Regional approaches, such as the Caribbean Disaster Emergency Management Agency’s Regional Response Mechanism, offer an opportunity to overcome the fiscal and technical limitations of individual countries in emergency response. Experience has shown, however, that there are gaps in the coordination of local, national and regional capacities, assessments and logistics and distribution mechanisms, among other things. Poverty and deep inequalities continue to affect significant sections of the populations of Caribbean countries, leaving them vulnerable to food insecurity, obesity and other forms of malnutrition. Lessons learned exercises after the 2017 hurricane season led to increased demand for WFP to engage in disaster management beyond the response phase. Initially addressed through a multi-donor trust fund, this request and initial engagement have served as the basis for the development of this interim multi-country strategic plan. The response in the Bahamas to the 2019 Hurricane Dorian makes the case for investment in preparedness and increased pre-shock engagement and partnership with the Caribbean Disaster Emergency Management Agency and national counterparts throughout the Caribbean.
This two-year interim multi-country strategic plan will serve as the framework for WFP’s contribution to priority activities in the Caribbean, reflecting its dual mandate in supporting the humanitarian and development nexus. Strategic outcome 1 of the plan, aims to transfer traditional WFP emergency capacities to regional and national actors and to effect systemic changes that facilitate improved emergency response by local actors, thereby contributing to Sustainable Development Goal 17. While enhanced regional and national capacities will reduce the need for external intervention, the plan has a crisis response component to ensure the direct delivery of food assistance to affected populations (strategic outcome 2 – Sustainable Development Goal 2) as well as service provision (strategic outcome 3 – Sustainable Development Goal 17) to enhance the broader humanitarian response as needed. Any crisis response activity will maintain the capacity-strengthening emphasis of the overall plan and, where possible, these responses will be embedded within local and regional response structures so as to further support technical assistance efforts under strategic outcome 1, as was done in the Bahamas.

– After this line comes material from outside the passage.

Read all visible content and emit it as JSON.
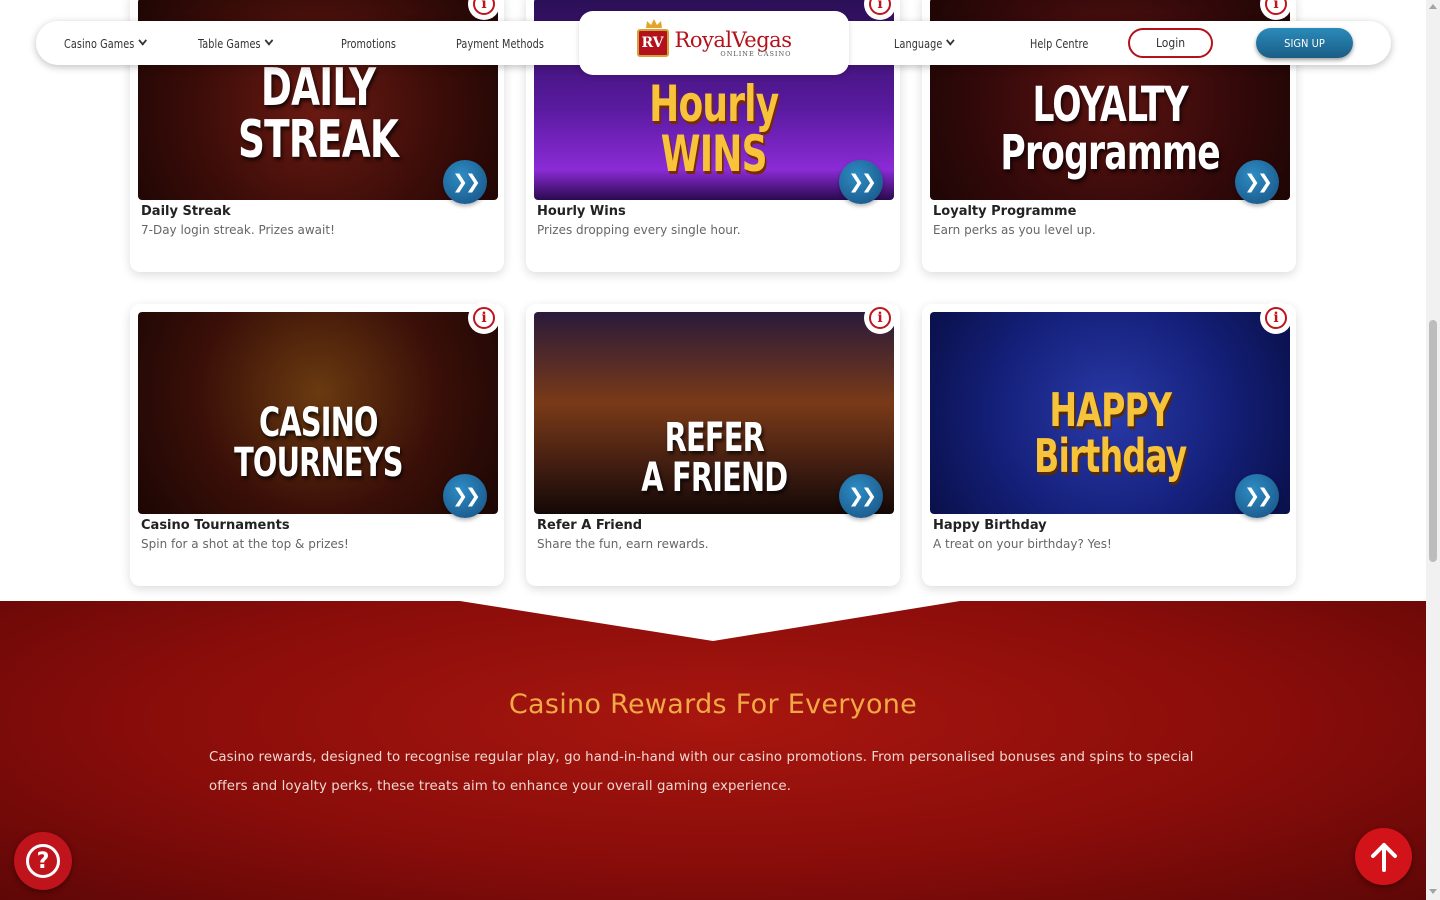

This interim multi-country strategic plan matches the timeline of the United Nations Multi-country Sustainable Development Framework for the Caribbean. WFP will contribute to three of the four priority areas of the framework: priority 1 an inclusive, equitable and prosperous Caribbean; priority 2 a healthy Caribbean; and priority 4 a sustainable and resilient Caribbean. The interim multi-country strategic plan is also aligned with the Small Island Developing States
Accelerated Modalities of Action Pathway, the Caribbean Community Regional Food and Nutrition Security Policy and action plan, the Caribbean Disaster Emergency Management Agency Regional Response Mechanism, and national development plans, particularly as redesigned around the Sustainable Development Goals. While the common outcomes have been developed to capture WFP’s work across several countries, as is the case in the United Nations framework, the outcomes apply to countries individually.